Raspberry-pistachio trifle
1 serving
70 minutes
Maxim Klykov, chef at Farro, shared the recipe with us.

1
In a blender, beat the yolks at medium speed.
- Egg yolk: 25 g
2
Boil sugar syrup using a ratio of 60 grams of sugar to 20 ml of water.
- Sugar: 10 g
- Water: 22 ml
3
Pour the syrup into the yolks and beat well.
- Sugar: 10 g
- Water: 22 ml
- Egg yolk: 25 g
4
Mix 5 grams of pistachios, 2 grams of sugar, and 2 ml of water in a blender until smooth.
- Pistachios: 5 g
- Sugar: 10 g
- Water: 22 ml
5
Mix 20 grams of sugar with pectin, whisk until smooth. Add thawed raspberries and mix. Cover with film and refrigerate for 15-20 minutes.

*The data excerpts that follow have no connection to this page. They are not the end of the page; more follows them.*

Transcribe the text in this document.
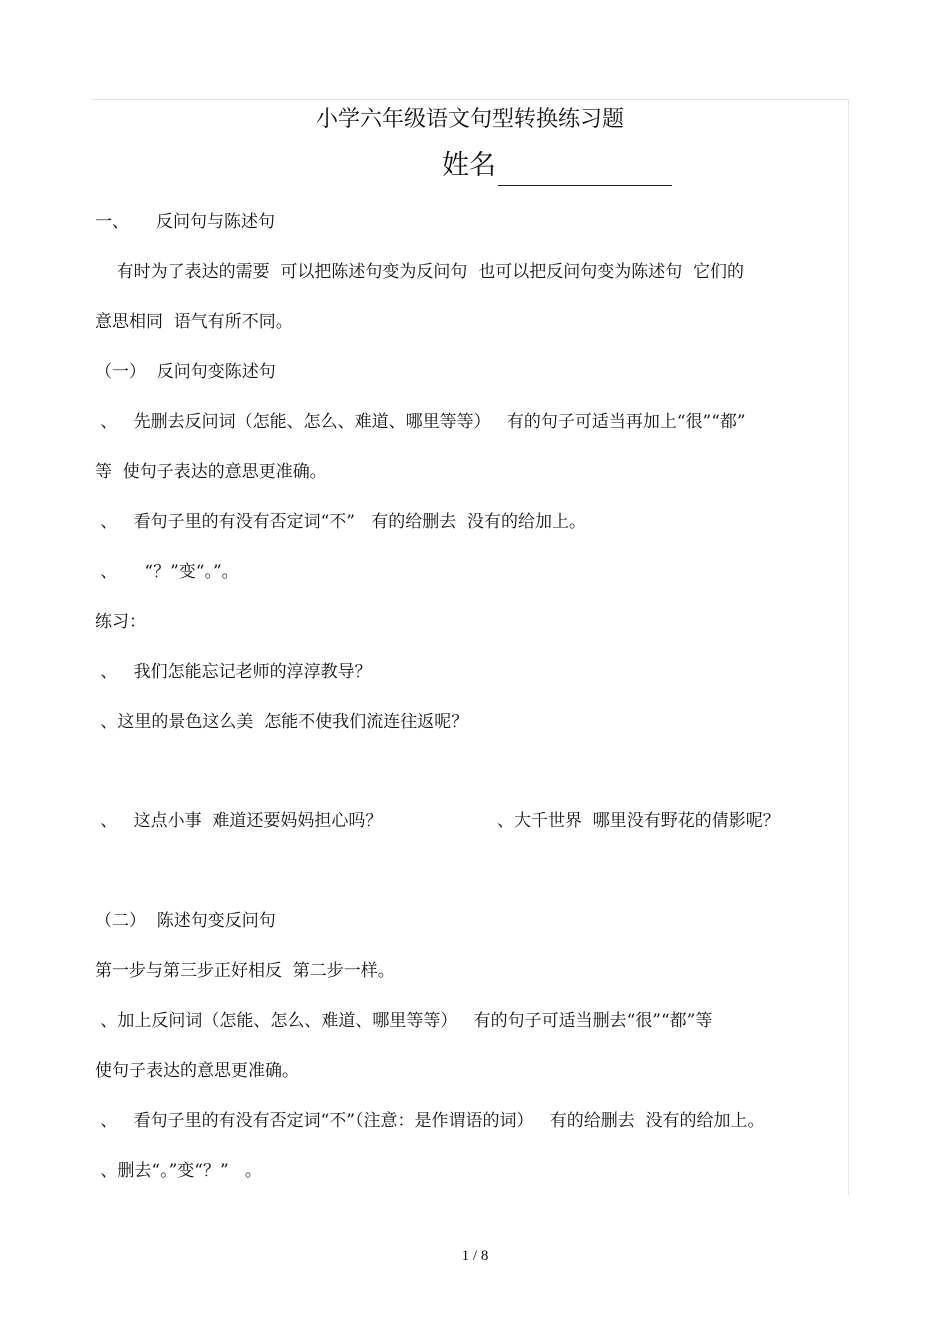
小学六年级语文句型转换练习题
姓名
一、     反问句与陈述句
有时为了表达的需要  可以把陈述句变为反问句  也可以把反问句变为陈述句  它们的
意思相同  语气有所不同。
（一）  反问句变陈述句
、   先删去反问词（怎能、怎么、难道、哪里等等）   有的句子可适当再加上“很”“都”
等  使句子表达的意思更准确。
、   看句子里的有没有否定词“不”   有的给删去  没有的给加上。
、     “？”变“。”。
练习：
、   我们怎能忘记老师的淳淳教导？
、这里的景色这么美  怎能不使我们流连往返呢？
、   这点小事  难道还要妈妈担心吗？	、大千世界  哪里没有野花的倩影呢？
（二）  陈述句变反问句
第一步与第三步正好相反  第二步一样。
、加上反问词（怎能、怎么、难道、哪里等等）   有的句子可适当删去“很”“都”等
使句子表达的意思更准确。
、   看句子里的有没有否定词“不”（注意：是作谓语的词）   有的给删去  没有的给加上。
、删去“。”变“？”   。
1 / 8
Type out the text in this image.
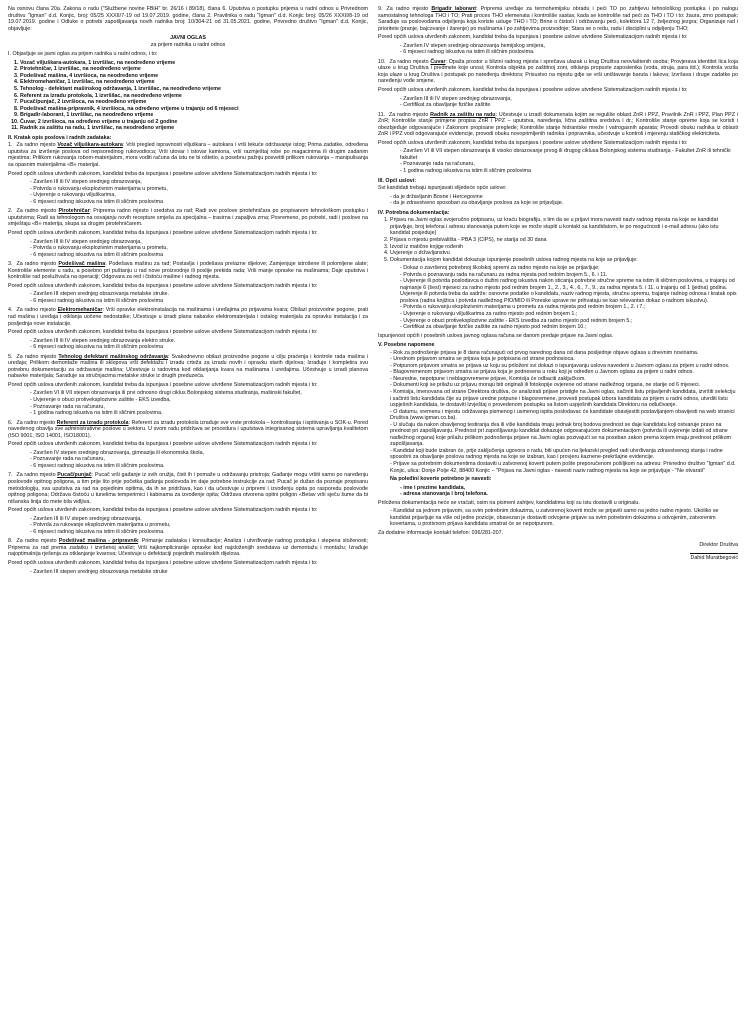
Na osnovu člana 20a. Zakona o radu ("Službene novine FBiH" br. 26/16 i 89/18), člana 6. Uputstva o postupku prijema u radni odnos u Privrednom društvu "Igman" d.d. Konjic, broj: 05/25 XXXII/7-19 od 19.07.2019. godine, člana 2. Pravilnika o radu "Igman" d.d. Konjic broj: 05/26 XXXII/8-19 od 19.07.2019. godine i Odluke o potrebi zapošljavanja novih radnika broj: 10/304-21 od 31.05.2021. godine, Privredno društvo "Igman" d.d. Konjic, objavljuje:

JAVNI OGLAS
za prijem radnika u radni odnos

I. Objavljuje se javni oglas za prijem radnika u radni odnos, i to:

1. Vozač viljuškara-autokara, 1 izvršilac, na neodređeno vrijeme
2. Pirotehničar, 1 izvršilac, na neodređeno vrijeme
3. Podešivač mašina, 4 izvršioca, na neodređeno vrijeme
4. Elektromehaničar, 1 izvršilac, na neodređeno vrijeme
5. Tehnolog - defektant mašinskog održavanja, 1 izvršilac, na neodređeno vrijeme
6. Referent za izradu protokola, 1 izvršilac, na neodređeno vrijeme
7. Pucač/punjač, 2 izvršioca, na neodređeno vrijeme
8. Podešivač mašina-pripravnik, 4 izvršioca, na određeno vrijeme u trajanju od 6 mjeseci
9. Brigadir-laborant, 1 izvršilac, na neodređeno vrijeme
10. Čuvar, 2 izvršioca, na određeno vrijeme u trajanju od 2 godine
11. Radnik za zaštitu na radu, 1 izvršilac, na neodređeno vrijeme
II. Kratak opis poslova i radnih zadataka:

1. Za radno mjesto Vozač viljuškara-autokara: Vrši pregled ispravnosti viljuškara – autokara i vrši tekuće održavanje istog; Prima zadatke, određena uputstva za izvršenje poslova od nepsoredinog rukovodioca; Vrši utovar i istovar kamiona, vrši razmještaj robe po magacinima ili drugim zadanim mjestima; Prilikom rukovanja robom-materijalom, mora voditi računa da istu ne bi oštetio, a posebnu pažnju posvetiti prilikom rukovanja – manipulisanja sa opasnim materijalima «B» materijal.

Pored općih uslova utvrđenih zakonom, kandidat treba da ispunjava i posebne uslove utvrđene Sistematizacijom radnih mjesta i to:

- Završen III ili IV stepen srednjeg obrazovanja,
- Potvrda o rukovanju eksplozivnim materijama u prometu,
- Uvjerenje o rukovanju viljuškarima,
- 6 mjeseci radnog iskustva na istim ili sličnim poslovima

2. Za radno mjesto Pirotehničar: Priprema radno mjesto i sredstva za rad; Radi sve poslove pirotehničara po propisanom tehnološkom postupku i uputstvima; Radi sa tehnologom na osvajanju novih recepture smješa za specijalna – trasirna i zapaljiva zrna; Povremeno, po potrebi, radi i poslove na smještaju «B» materija, skupa sa drugim pirotehničarem.

Pored općih uslova utvrđenih zakonom, kandidat treba da ispunjava i posebne uslove utvrđene Sistematizacijom radnih mjesta i to:

- Završen III ili IV stepen srednjeg obrazovanja,
- Potvrda o rukovanju eksplozivnim materijama u prometu,
- 6 mjeseci radnog iskustva na istim ili sličnim poslovima

3. Za radno mjesto Podešivač mašina: Podešava mašinu za rad; Postavlja i podešava prelazne dijelove; Zamjenjuje istrošene ili polomljene alate; Kontroliše elemente u radu, a posebno pri puštanju u rad nove proizvodnje ili poslije prekida rada; Vrši manje opravke na mašinama; Daje uputstva i kontroliše rad posluživača na operaciji; Odgovara za red i čistoću mašine i radnog mjesta.

Pored općih uslova utvrđenih zakonom, kandidat treba da ispunjava i posebne uslove utvrđene Sistematizacijom radnih mjesta i to:

- Završen III stepen srednjeg obrazovanja metalske struke.
- 6 mjeseci radnog iskustva na istim ili sličnim poslovima

4. Za radno mjesto Elektromehaničar: Vrši opravke elektroinstalacija na mašinama i uređajima po prijavama kvara; Obilazi proizvodne pogone, prati rad mašina i uređaja i otklanja uočene nedostatke; Učestvuje u izradi plana nabavke elektromaterijala i ostalog materijala za opravku instalacija i za posljednja nove instalacije.

Pored općih uslova utvrđenih zakonom, kandidat treba da ispunjava i posebne uslove utvrđene Sistematizacijom radnih mjesta i to:

- Završen III ili IV stepen srednjeg obrazovanja elektro struke.
- 6 mjeseci radnog iskustva na istim ili sličnim poslovima

5. Za radno mjesto Tehnolog defektant mašinskog održavanja: Svakodnevno obilazi proizvodne pogone u cilju praćenja i kontrole rada mašina i uređaja; Prilikom demontaže mašina ili sklopova vrši defektažu i izradu crteža za izradu novih i opravku starih dijelova; Izrađuje i kompletira svu potrebnu dokumentaciju za održavanje mašina; Učestvuje u radovima kod otklanjanja kvara na mašinama i uređajima. Učestvuje u izradi planova nabavke materijala; Sarađuje sa stručnjacima metalske struke iz drugih preduzeća.

Pored općih uslova utvrđenih zakonom, kandidat treba da ispunjava i posebne uslove utvrđene Sistematizacijom radnih mjesta i to:

- Završen VI ili VII stepen obrazovanja ili prvi odnosno drugi ciklus Bolonjskog sistema studiranja, mašinski fakultet,
- Uvjerenje o obuci protiveksplozivne zaštite - EKS izvedba,
- Poznavanje rada na računaru,
- 1 godina radnog iskustva na istim ili sličnim poslovima.

6. Za radno mjesto Referent za izradu protokola: Referent za izradu protokola izrađuje sve vrste protokola – kontrolisanja i ispitivanja u SOK-u. Pored navedenog obavlja sve administrativne poslove u sektoru. U svom radu pridržava se procedura i uputstava integrisanog sistema upravljanja kvalitetom (ISO 9001, ISO 14001, ISO18001).

Pored općih uslova utvrđenih zakonom, kandidat treba da ispunjava i posebne uslove utvrđene Sistematizacijom radnih mjesta i to:

- Završen IV stepen srednjeg obrazovanja, gimnazija ili ekonomska škola,
- Poznavanje rada na računaru,
- 6 mjeseci radnog iskustva na istim ili sličnim poslovima.

7. Za radno mjesto Pucač/punjač: Pucač vrši gađanje iz svih oružja, čisti ih i pomaže u održavanju pristroja; Gađanje mogu vršiti samo po naređenju poslovođe opitnog poligona, a tim prije što prije početka gađanja poslovođa im daje potrebne instrukcije za rad; Pucač je dužan da poznaje propisanu metodologiju, sva uputstva za rad na pojedinim opitima, da ih se pridržava, kao i da učestvuje u pripremi i izvođenju opita po rasporedu poslovođe opitnog poligona; Održava čistoću u tunelima temperirnici i kabinama za izvođenje opita; Održava otvorena opitni poligon «Betav vrši sječu šume da bi nišanska linija do mete bila vidljiva.

Pored općih uslova utvrđenih zakonom, kandidat treba da ispunjava i posebne uslove utvrđene Sistematizacijom radnih mjesta i to:

- Završen III ili IV stepen srednjeg obrazovanja,
- Potvrda za rukovanje eksplozivnim materijama u prometu,
- 6 mjeseci radnog iskustva na istim ili sličnim poslovima.

8. Za radno mjesto Podešivač mašina - pripravnik: Primanje zadataka i konsultacije; Analiza i utvrđivanje radnog postupka i stepena složenosti; Priprema za rad prema zadatku i izvršenoj analizi; Vrši najkompliciranije opravke kod najsloženijih sredstava uz demontažu i montažu; Izrađuje najoptimalnija rješenja za otklanjanje kvarova; Učestvuje u defektaciji pojedinih mašinskih dijelova.

Pored općih uslova utvrđenih zakonom, kandidat treba da ispunjava i posebne uslove utvrđene Sistematizacijom radnih mjesta i to:

- Završen III stepen srednjeg obrazovanja metalske struke

9. Za radno mjesto Brigadir laborant: Priprema uređaje za termohemijsku obradu i peći TO po zahtjevu tehnološkog postupka i po nalogu samostalnog tehnologa THO i TO; Prati proces THO elemenata i kontroliše sastav, kada se kontroliše rad peći za THO i TO i to: žaura, zrno postupak; Sarađuje sa poslovođama odjeljenja koja koriste usluge THO i TO; Brine o čistoći i održavanju peći, kolektora 12 7, željeznog jezgra; Organizuje rad i prioritete (pranje, bajcovanje i žarenje) po mašinama i po zahtjevima proizvodnje; Stara se o redu, radu i disciplini u odjeljenju THO;

Pored općih uslova utvrđenih zakonom, kandidat treba da ispunjava i posebne uslove utvrđene Sistematizacijom radnih mjesta i to:

- Završen IV stepen srednjeg obrazovanja hemijskog smijera,
- 6 mjeseci radnog iskustva na istim ili sličnim poslovima.

10. Za radno mjesto Čuvar: Opaža prostor u blizini radnog mjesta i sprečava ulazak u krug Društva neovlaštenih osoba; Provjerava identitet lica koja ulaze u krug Društva i predmete koje unosi; Kontrola objekta po zaštitnoj zoni, otklanja propuste zaposlenika (voda, struja, para itd.); Kontrola vozila koja ulaze u krug Društva i postupak po naređenju direktora; Prisustvo na mjestu gdje se vrši uništavanje baruta i lakova; Izvršava i druge zadatke po naređenju vođe smjene.

Pored općih uslova utvrđenih zakonom, kandidat treba da ispunjava i posebne uslove utvrđene Sistematizacijom radnih mjesta i to:

- Završen III ili IV stepen srednjeg obrazovanja,
- Certifikat za obavljanje fizičke zaštite

11. Za radno mjesto Radnik za zaštitu na radu: Učestvuje u izradi dokumenata kojim se reguliše oblast ZnR i PPZ, Pravilnik ZnR i PPZ, Plan PPZ i ZnR; Kontroliše stanje primjene propisa ZnR i PPZ – uputstva, naređenja, lična zaštitna sredstva i dr.; Kontroliše stanje opreme koja se koristi i obezbjeđuje odgovarajuće i Zakonom propisane preglede; Kontroliše stanje hidrantske mreže i vatrogasnih aparata; Provodi obuku radnika iz oblasti ZnR i PPZ vodi odgovarajuće evidencije, provodi obuku novoprimljenih radnika i pripravnika, učestvuje u kontroli i mjerenju statičkog elektriciteta.

Pored općih uslova utvrđenih zakonom, kandidat treba da ispunjava i posebne uslove utvrđene Sistematizacijom radnih mjesta i to:

- Završen VI ili VII stepen obrazovanja ili visoko obrazovanje prvog ili drugog ciklusa Bolonjskog sistema studiranja - Fakultet ZnR ili tehnički fakultet
- Poznavanje rada na računaru,
- 1 godina radnog iskustva na istim ili sličnim poslovima
III. Opći uslovi:

Svi kandidati trebaju ispunjavati slijedeće opće uslove:

- da je državljanin Bosne i Hercegovine
- da je zdravstveno sposoban za obavljanje poslova za koje se prijavljuje.
IV. Potrebna dokumentacija:
1. Prijavu na Javni oglas svojeručno potpisanu, uz kraću biografiju, s tim da se u prijavi mora navesti naziv radnog mjesta na koje se kandidat prijavljuje, broj telefona i adresu stanovanja putem koje se može stupiti u kontakt sa kandidatom, te po mogućnosti i e-mail adresu (ako istu kandidat posjeduje)
2. Prijava o mjestu prebivališta - PBA 3 (CIPS), ne starija od 30 dana
3. Izvod iz matične knjige rođenih
4. Uvjerenje o državljanstvu
5. Dokumentacija kojom kandidat dokazuje ispunjenje posebnih uslova radnog mjesta na koje se prijavljuje:
- Dokaz o završenoj potrebnoj školskoj spremi za radno mjesto na koje se prijavljuje;
- Potvrda o poznavanju rada na računaru za radna mjesta pod rednim brojem 5., 6. i 11.
- Uvjerenje ili potvrda poslodavca o dužini radnog iskustva nakon sticanja potrebne stručne spreme na istim ili sličnim poslovima, u trajanju od najmanje 6 (šest) mjeseci za radno mjesto pod rednim brojem 1., 2., 3., 4., 6., 7., 9., za radna mjesta 5. i 11. u trajanju od 1 (jedna) godina. Uvjerenje ili potvrda treba da sadrže: osnovne podatke o kandidatu, naziv radnog mjesta, stručnu spremu, trajanje radnog odnosa i kratak opis poslova (radna knjižica i potvrda nadležnog PIO/MIO ili Poreske uprave ne prihvataju se kao relevantan dokaz o radnom iskustvu).
- Potvrda o rukovanju eksplozivnim materijama u prometu za radna mjesta pod rednim brojem 1., 2. i 7.;
- Uvjerenje o rukovanju viljuškarima za radno mjesto pod rednim brojem 1.;
- Uvjerenje o obuci protiveksplozivne zaštite - EKS izvedba za radno mjesto pod rednim brojem 5.;
- Certifikat za obavljanje fizičke zaštite za radno mjesto pod rednim brojem 10.;

Ispunjenost općih i posebnih uslova javnog oglasa računa se danom predaje prijave na Javni oglas.

V. Posebne napomene
- Rok za podnošenje prijava je 8 dana računajući od prvog narednog dana od dana posljednje objave oglasa u dnevnim novinama.
- Urednom prijavom smatra se prijava koja je potpisana od strane podnosioca.
- Potpunom prijavom smatra se prijava uz koju su priloženi svi dokazi o ispunjavanju uslova navedeni u Javnom oglasu za prijem u radni odnos.
- Blagovremenom prijavom smatra se prijava koja je podnesena u roku koji je određen u Javnom oglasu za prijem u radni odnos.
- Neuredne, nepotpune i neblagovremene prijave, Komisija će odbaciti zaključkom.
- Dokumenti koji se prilažu uz prijavu moraju biti originali ili fotokopije ovjerene od strane nadležnog organa, ne starije od 6 mjeseci.
- Komisija, imenovana od strane Direktora društva, će analizirati prijave pristigle na Javni oglas, sačiniti listu prijavljenih kandidata, izvršiti selekciju i sačiniti listu kandidata čije su prijave uredne potpune i blagovremene, provesti postupak izbora kandidata za prijem u radni odnos, utvrditi listu uspješnih kandidata, te dostaviti Izvještaj o provedenom postupku sa listom uspješnih kandidata Direktoru na odlučivanje.
- O datumu, vremenu i mjestu održavanja pismenog i usmenog ispita poslodavac će kandidate obavijestiti postavljanjem obavijesti na web stranici Društva (www.igman.co.ba).
- U slučaju da nakon obavljenog testiranja dva ili više kandidata imaju jednak broj bodova prednost se daje kandidatu koji ostvaruje pravo na prednost pri zapošljavanju. Prednost pri zapošljavanju kandidat dokazuje odgovarajućom dokumentacijom (potvrda ili uvjerenje izdati od strane nadležnog organa) koje prilažu prilikom podnošenja prijave na Javni oglas pozivajući se na poseban zakon prema kojem imaju prednost prilikom zapošljavanja.
- Kandidat koji bude izabran će, prije zaključenja ugovora o radu, biti upućen na ljekarski pregled radi utvrđivanja zdravstvenog stanja i radne sposobni za obavljanje poslova radnog mjesta na koje se izabran, kao i provjeru kaznene-prekršajne evidencije.
- Prijave sa potrebnim dokumentima dostaviti u zatvorenoj koverti putem pošte preporučenom pošiljkom na adresu: Privredno društvo "Igman" d.d. Konjic, ulica: Donje Polje 42, 88400 Konjic – "Prijava na Javni oglas - navesti naziv radnog mjesta na koje se prijavljuje - "Ne otvarati"

Na poleđini koverte potrebno je navesti:

- ime i prezime kandidata,
- adresa stanovanja i broj telefona.

Priložena dokumentacija neće se vraćati, osim na pismeni zahtjev, kandidatima koji su istu dostavili u originalu.

- Kandidat sa jednom prijavom, sa svim potrebnim dokazima, u zatvorenoj koverti može se prijaviti samo na jedno radno mjesto. Ukoliko se kandidat prijavljuje na više od jedne pozicije, obavezan je dostaviti odvojene prijave sa svim potrebnim dokazima u odvojenim, zatvorenim kovertama, u protivnom prijava kandidata smatrat će se nepotpunom.

Za dodatne informacije kontakt telefon: 036/281-207.

Direktor Društva
Dahid Muratbegović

Then transfer to a pastry bag.
- Sugar: 10 g
- Pectin: 1 g
- Frozen raspberries: 30 g
6
Prepare the streusel. Cut cold butter into cubes. Place in the mixer bowl, add rice and almond flour, as well as 10 grams of sugar. Mix on low speed. Spread the mixture on a baking sheet, cover with plastic wrap, and refrigerate for 20-30 minutes. Then bake in the oven at 175 degrees for 15 minutes. Cool down.
- Butter: 10 g
- Rice flour: 10 g
- Almond flour: 10 g
- Sugar: 10 g
7
Whip the cream until thick. Mix the mascarpone with the yolk and sugar syrup mixture. Add the cream and pistachio puree, mix again. Place the mixture in a pastry bag.
- Cream 33%: 50 ml
- Mascarpone cheese: 50 g
- Egg yolk: 25 g
- Sugar: 10 g
- Water: 22 ml
- Pistachios: 5 g
8
Assemble the dessert. A jar or tall vase is suitable for serving. Layer mascarpone cream at the bottom, then raspberry filling, and another layer of cream on top. Sprinkle with streusel and powdered sugar.